Stepson, stepmom fighting for one man’s attention
Dear Annie: My 36-year-old stepson, “Greg,” acts as if he’s married to my husband. It’s like a constant battle to outdo me. When my husband and I go on vacation, Greg whines to Daddy that he never takes him anywhere. On Wednesday, which is Greg’s day off, he will plan something for lunchtime so my husband will be gone while I’m home. I work second shift. Greg has been horribly spoiled by his mother and father and thinks he’s entitled to everything. I have quite a few grandkids, and Greg doesn’t like that his dad spends time with them, so he calls his dog his dad’s grandchild and expects him to buy her birthday and Christmas gifts and gifts at different times throughout the year.
I’m ready to snap. For any holiday, Greg will tell his dad where to take him to eat and say, “And don’t bring her!” My husband will never stick up for me, and if I try to say something about any of this, he tells me he doesn’t want to hear it. I love my husband, but I’m about done with all of this. Help, please! — Frustrated With Ungrateful Kid
Dear Frustrated With Ungrateful Kid: It sounds as though you’re more frustrated with your husband’s refusal to stick up for you than you are with anything else. You have to talk with him about how your feelings are hurt when Greg says he does not want you there. Tell your husband that you don’t want to have to fight for his time and attention. And to this same end, make sure that you are not being competitive with Greg. For instance, if Greg values his dog almost as a child, you should allow him that and not put down his father’s giving the dog some presents. Instead, focus on the attention and love your husband gives to your grandchildren and tell him how much you appreciate it. Your husband tries hard to please Greg and your grandchildren. All that’s left is for him to treat you the same way.
Dear Annie: Thanks for saying people who are often late tend to be optimists. I appreciate that characterization, especially because I often cut things very close — although I usually make it just in time.

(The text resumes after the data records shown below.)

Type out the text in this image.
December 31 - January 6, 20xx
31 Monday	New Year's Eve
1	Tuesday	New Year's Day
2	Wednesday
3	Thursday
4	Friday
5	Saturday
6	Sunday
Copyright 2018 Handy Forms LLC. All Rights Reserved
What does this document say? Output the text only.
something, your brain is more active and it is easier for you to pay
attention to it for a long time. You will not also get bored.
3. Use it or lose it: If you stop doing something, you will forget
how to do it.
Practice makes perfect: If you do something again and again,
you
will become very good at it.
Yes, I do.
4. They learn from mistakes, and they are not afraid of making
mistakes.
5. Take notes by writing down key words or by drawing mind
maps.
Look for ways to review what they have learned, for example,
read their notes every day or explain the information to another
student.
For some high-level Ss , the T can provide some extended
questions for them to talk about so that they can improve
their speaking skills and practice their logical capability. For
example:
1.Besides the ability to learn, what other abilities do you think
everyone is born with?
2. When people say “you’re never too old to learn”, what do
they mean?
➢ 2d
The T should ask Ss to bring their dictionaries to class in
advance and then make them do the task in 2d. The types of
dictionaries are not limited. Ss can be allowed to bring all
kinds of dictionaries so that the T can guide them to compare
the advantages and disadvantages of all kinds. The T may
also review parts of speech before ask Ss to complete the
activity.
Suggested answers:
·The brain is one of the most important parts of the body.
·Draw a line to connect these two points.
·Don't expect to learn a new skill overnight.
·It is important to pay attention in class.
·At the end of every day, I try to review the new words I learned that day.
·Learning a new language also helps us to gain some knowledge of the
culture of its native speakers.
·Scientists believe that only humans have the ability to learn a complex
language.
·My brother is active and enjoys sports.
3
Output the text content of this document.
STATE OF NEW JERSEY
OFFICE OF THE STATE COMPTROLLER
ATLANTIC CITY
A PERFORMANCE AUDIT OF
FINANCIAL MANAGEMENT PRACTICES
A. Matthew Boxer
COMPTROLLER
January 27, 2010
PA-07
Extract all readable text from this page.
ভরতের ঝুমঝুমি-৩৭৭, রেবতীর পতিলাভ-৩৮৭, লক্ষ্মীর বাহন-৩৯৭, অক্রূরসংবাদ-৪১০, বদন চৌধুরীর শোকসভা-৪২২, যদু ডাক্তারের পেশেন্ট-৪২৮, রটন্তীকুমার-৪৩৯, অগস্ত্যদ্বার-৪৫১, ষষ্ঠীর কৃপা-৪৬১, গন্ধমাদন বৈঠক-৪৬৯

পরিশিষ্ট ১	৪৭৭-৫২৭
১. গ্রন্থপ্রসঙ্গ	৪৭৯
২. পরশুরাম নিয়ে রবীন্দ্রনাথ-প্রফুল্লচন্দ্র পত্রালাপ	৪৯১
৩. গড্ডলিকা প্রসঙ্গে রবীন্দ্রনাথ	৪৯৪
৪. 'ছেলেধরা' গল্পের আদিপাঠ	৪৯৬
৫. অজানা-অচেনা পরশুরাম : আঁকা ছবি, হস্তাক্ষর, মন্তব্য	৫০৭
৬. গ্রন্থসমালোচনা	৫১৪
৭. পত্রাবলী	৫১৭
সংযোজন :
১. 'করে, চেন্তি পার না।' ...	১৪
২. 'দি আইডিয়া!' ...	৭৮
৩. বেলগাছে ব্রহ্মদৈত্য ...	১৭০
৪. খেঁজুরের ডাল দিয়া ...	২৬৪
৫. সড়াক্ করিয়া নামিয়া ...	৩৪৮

I want to share the technique used by many I know for dealing with people who are chronically late: Tell them everything starts earlier than it does. That way, they arrive on time, and you don’t have to sit around waiting.
If you know the person is always late and value the person’s friendship, it’s easy to take that into account and adjust your own attitude and behavior. Appreciate the person’s good qualities, and forgive the annoying ones. All of us have something we do that bothers someone else. — Ellen
Dear Ellen: Indeed, we do — and I’d be out of a job if we didn’t.